Archive for the ‘Life’ Tag
I wish I could dance on the edge of a precipice
Drop all my fears and regrets off the edge
But in my heart I know I’m not really meant for this
Too afraid to take a step towards that ledge
Instead, I dredge up all the reasons to hide away
Excuses to run away from it all
But in my heart I know the leap is the only way
In order to fly, you first need to fall
– SR Romney 2020
In order to stay healthy,
One needs a lot of supplements:
2 to 3 hobbies to keep the mind busy,
A few doses of friendship to keep the soul sated,
A place of their own to rest and recharge,
A purpose in life to keep their will pointed,
Occasional adversity to keep themselves strong,
A few mistakes in order to learn,
A well earn triumph to keep up morale,
And a few losses to keep a perspective.
Take the supplements as needed
In order to have a good life.
– Shaman Romney 2018
Inside, I feel I must be a strong man
I need to be the kind of man I know
When others flee, to be the one that ran
Towards where even the brave dare not go
Not just strength of muscle, nor strength of arms
But strength of iron willed soul, and of mind
Strength to withstand all the world’s ills and harms
That fabled inner strength, so hard to find
Strength to persevere under immense weight
To see triumph when all seems to be lost
To see past good enough, and stride towards great
To keep the flame lit, no matter the cost
I know I’ll struggle, I know I may fail
Even if I do, imagine the tale?
– Shaman Romney 2018
one and a half months
six weeks
forty-five days
one hundred and eighty hours
seven unopened presents
and too much time waiting
– Shaman Romney 2017
I need my biggest dreams
To be my fondest memories.
I want my life to put my death to shame.
I don’t want my last refrain
To be one of regret, one of disdain.
I want my legacy to be something unfathomable,
Something no one has ever thought of,
The answer to a question we don’t know to ask yet.
I can’t convince myself to accept anything less.
Unless I meet my higher standard,
I do not deserve to stand with pride.
I cannot understand a half placed effort,
Being comforted with less than perfection
Is a perfect misdirection of your true purpose:
To leave a permanent mark on the world
And better it for your fellow man.
-Shaman Romney 2016
What happened to companionship?
To platonic friends?
In this age of polyamory,
Of promiscuity, pan-sexuality and pornography
Is it impossible to just befriend someone?
Embracing them, and not their genitals?
I have no problem with romantic love,
But there is so much more to life.
So don’t force my friends and I into a cage
Calling your restrictions openness.
I am free from your bonds and bondage:
I am liberated, alone yet loved.
– Shaman Romney 2016
Words have a certain flow, a music to them
You can’t escape it easily
Whether you’re rhyming sublimely
Or speaking frankly
The euphonious rhythm ekes out a space in your ear
And you can’t help but move along
To the song of life.
– Shaman Romney 2016
Life is a struggle
Full of hardship, full of pain.
With strength gained through hope
– Shaman Romney 2015
Our time is fleeting
With moments worth repeating
Fond memories earned.
——-
Remember when I said that I might be busy because of my new job?
This quarter is the busiest time of the year, and although its overwhelming, I’m staying on top of things and doing well.However that doesn’t leave me with a lot of energy to sit down and write.
I have lots of stuff written down.
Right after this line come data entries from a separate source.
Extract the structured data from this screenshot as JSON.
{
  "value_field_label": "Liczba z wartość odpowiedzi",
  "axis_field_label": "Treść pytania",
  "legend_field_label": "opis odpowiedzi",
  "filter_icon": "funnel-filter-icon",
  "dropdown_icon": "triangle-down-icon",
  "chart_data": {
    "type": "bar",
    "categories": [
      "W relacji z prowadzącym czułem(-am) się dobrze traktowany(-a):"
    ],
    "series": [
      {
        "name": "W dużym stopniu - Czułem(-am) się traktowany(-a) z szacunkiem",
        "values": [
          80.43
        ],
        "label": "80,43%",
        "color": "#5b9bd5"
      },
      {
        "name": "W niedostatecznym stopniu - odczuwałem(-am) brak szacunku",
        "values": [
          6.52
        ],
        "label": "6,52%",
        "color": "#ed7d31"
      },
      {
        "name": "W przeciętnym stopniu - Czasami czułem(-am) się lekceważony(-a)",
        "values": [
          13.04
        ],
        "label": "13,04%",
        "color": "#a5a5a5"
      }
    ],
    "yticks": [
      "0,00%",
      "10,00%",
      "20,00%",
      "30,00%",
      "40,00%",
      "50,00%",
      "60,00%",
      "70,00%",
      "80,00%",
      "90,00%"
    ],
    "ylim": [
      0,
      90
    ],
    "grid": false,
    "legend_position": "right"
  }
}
Halfway decent stuff even.
But I’m having a bit of a problem with the whole typing it up and posting it thing.
So posts may be a little far apart. I’m going to keep trying, but worst case scenario you may only hear from me once a month or so.
Thanks for reading.
-Shaman
Drained, tired, exhausted,
My piece of mind accosted.
Shattered by the days events and more.
Weak, spent, and weary,
I find my outlook dreary
As piles of life grow too tall to ignore.
Humiliated and humbled,
Nervously I stumbled
Not knowing what next I had in store.
Now I stand and wait,
Trying desperately to abate
My heart from writing this stoccato score.
But then, a sudden conclusion
Comes much to my confusion.
My problems stay behind my bedroom door.
I’ll finally get some rest
Against the world’s behest.
A peaceful sleep is what I’m hoping for.
Maybe tomorrow will more kind.
Maybe i’ll be in less of a bind.
I wont know until I wake, that’s for sure.